In this minutely researched book, the authors take a multifaceted approach. Beginning days before the April 19 attack on the Murrah Federal Building in downtown Oklahoma City, the authors retrace the movements of the two men officially accused of the crime, Timothy McVeigh and Terry Nichols, as well as their known associates in radicalized militia communities scattered across the Midwest. Tracing the events of that day, the authors recount the series of miscalculations that led the bombers to switch targets, as well as hypothesize about the larger networks of discontented extremists who had long been threatening a response to the federal government’s bungled handling of the Waco situation. Gumbel and Charles balance their account of the perpetrators with multi-agency accounts from FEMA, the FBI, the ATF and local police and fire departments. By comparing these agency narratives, it becomes clear that many errors in the investigation were the product of miscommunication, territorialism and, in some cases, purposeful misrepresentations on the part of agents.
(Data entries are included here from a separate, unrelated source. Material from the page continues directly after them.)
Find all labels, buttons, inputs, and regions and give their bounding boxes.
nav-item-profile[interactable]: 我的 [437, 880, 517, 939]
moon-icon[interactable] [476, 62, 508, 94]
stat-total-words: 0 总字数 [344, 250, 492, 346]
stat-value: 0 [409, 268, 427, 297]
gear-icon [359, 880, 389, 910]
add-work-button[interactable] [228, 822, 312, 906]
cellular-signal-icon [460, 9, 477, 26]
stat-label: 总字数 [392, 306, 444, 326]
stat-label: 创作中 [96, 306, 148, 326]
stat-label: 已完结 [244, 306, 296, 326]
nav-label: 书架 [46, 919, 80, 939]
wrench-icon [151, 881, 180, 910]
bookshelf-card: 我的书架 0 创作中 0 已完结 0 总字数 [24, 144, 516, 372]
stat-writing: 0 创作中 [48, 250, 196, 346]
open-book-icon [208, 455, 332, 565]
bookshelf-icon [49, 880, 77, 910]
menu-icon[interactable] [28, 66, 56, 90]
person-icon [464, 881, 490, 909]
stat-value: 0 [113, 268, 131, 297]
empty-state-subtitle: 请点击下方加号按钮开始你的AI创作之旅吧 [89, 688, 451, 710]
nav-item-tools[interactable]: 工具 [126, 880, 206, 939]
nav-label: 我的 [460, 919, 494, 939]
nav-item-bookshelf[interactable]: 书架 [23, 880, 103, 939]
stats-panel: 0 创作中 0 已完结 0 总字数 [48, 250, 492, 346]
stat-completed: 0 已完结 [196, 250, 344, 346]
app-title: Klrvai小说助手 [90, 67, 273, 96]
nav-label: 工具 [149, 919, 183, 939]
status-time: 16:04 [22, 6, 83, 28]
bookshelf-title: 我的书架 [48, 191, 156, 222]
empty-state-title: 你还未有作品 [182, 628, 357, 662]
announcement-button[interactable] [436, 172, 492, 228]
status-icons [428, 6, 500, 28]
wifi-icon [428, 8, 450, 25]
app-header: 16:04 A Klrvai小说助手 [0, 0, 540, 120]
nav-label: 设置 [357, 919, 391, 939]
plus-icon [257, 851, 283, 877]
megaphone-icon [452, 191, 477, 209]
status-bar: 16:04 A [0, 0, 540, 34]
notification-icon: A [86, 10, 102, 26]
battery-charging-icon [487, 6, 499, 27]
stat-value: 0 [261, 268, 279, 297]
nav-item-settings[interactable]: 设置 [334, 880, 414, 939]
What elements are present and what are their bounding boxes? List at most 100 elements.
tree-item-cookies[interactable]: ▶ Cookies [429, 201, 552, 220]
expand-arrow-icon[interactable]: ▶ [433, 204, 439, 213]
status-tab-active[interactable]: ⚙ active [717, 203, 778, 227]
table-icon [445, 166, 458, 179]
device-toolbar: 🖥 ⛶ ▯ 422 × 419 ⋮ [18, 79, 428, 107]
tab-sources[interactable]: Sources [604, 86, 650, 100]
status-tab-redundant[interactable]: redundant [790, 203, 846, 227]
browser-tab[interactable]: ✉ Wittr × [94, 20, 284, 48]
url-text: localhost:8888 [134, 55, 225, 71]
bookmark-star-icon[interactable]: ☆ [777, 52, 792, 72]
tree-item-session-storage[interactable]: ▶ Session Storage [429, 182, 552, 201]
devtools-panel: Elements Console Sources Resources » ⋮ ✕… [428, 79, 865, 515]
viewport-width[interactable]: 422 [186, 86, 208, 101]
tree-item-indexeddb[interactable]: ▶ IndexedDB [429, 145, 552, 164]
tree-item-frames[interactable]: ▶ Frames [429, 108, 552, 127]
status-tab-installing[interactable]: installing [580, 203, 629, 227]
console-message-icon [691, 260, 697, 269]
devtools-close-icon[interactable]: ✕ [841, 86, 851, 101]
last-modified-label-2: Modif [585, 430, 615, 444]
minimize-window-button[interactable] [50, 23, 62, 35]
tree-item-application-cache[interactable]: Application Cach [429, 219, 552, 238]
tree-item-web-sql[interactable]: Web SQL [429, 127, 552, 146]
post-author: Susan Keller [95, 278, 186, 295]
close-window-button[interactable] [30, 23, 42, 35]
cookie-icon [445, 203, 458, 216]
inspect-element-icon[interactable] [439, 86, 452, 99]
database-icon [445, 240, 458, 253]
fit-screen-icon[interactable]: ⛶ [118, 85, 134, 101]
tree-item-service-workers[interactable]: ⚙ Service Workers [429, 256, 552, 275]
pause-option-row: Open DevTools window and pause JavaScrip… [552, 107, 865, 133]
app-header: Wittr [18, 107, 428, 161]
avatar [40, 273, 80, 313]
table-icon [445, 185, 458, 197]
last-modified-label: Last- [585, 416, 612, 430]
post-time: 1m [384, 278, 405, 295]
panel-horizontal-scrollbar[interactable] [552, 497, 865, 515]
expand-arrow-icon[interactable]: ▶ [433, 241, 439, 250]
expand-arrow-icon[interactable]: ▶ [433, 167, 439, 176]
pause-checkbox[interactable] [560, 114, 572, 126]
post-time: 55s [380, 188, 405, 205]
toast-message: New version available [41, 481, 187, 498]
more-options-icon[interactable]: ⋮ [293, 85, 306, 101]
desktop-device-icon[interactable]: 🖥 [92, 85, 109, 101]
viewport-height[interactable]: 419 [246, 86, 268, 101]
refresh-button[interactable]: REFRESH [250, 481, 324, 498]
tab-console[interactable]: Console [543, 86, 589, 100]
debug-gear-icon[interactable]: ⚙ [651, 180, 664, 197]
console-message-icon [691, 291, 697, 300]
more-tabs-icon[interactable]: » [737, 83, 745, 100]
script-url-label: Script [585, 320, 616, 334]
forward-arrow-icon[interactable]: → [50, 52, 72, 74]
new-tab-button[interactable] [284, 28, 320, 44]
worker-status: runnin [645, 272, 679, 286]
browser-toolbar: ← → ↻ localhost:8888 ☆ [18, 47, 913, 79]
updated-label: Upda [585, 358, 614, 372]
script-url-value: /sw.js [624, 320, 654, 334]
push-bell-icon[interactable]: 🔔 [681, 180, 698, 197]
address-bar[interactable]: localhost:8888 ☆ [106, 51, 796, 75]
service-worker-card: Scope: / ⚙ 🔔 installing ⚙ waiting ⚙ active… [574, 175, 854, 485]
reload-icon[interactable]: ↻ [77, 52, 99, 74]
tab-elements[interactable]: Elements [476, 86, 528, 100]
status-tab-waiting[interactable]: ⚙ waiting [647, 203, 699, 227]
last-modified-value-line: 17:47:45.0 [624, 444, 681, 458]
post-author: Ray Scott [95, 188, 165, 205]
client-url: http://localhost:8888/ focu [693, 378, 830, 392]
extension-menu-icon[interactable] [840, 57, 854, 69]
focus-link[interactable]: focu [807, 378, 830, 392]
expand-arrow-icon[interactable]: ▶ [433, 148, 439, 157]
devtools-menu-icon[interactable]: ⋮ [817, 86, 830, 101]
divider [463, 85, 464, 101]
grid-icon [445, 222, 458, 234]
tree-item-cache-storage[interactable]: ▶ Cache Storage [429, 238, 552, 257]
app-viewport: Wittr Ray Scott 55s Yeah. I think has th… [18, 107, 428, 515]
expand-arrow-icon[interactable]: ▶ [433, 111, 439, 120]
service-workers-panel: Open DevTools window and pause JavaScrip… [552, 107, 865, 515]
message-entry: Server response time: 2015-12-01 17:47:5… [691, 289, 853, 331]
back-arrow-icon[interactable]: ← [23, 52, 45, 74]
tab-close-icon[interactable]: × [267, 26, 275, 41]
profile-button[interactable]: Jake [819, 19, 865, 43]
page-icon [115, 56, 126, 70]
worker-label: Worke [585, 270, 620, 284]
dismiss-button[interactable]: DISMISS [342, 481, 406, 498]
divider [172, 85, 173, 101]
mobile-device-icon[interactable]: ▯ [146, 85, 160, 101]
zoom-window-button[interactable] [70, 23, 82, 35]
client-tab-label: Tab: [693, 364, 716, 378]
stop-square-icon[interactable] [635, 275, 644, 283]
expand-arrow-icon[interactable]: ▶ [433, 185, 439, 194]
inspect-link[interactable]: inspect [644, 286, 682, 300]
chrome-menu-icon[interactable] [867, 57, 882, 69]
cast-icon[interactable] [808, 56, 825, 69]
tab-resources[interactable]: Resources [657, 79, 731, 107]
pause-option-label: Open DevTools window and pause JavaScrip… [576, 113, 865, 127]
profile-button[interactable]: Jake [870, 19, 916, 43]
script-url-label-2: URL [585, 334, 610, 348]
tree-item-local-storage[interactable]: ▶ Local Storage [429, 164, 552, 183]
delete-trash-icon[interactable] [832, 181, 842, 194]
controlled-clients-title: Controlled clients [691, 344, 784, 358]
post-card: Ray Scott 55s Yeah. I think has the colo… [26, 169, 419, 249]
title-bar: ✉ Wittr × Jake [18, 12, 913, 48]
The many voices of responders and investigators add to the voluminous cast of characters featured, from the ranks of extremist militia groups to the stalwart firefighters who treated the first victims. The authors deliver a compelling, articulate narrative history, thorough in both mainstream theories about the bombing and fringe conspiracy theories.
A valuable contribution to the larger study of terrorism in the United States.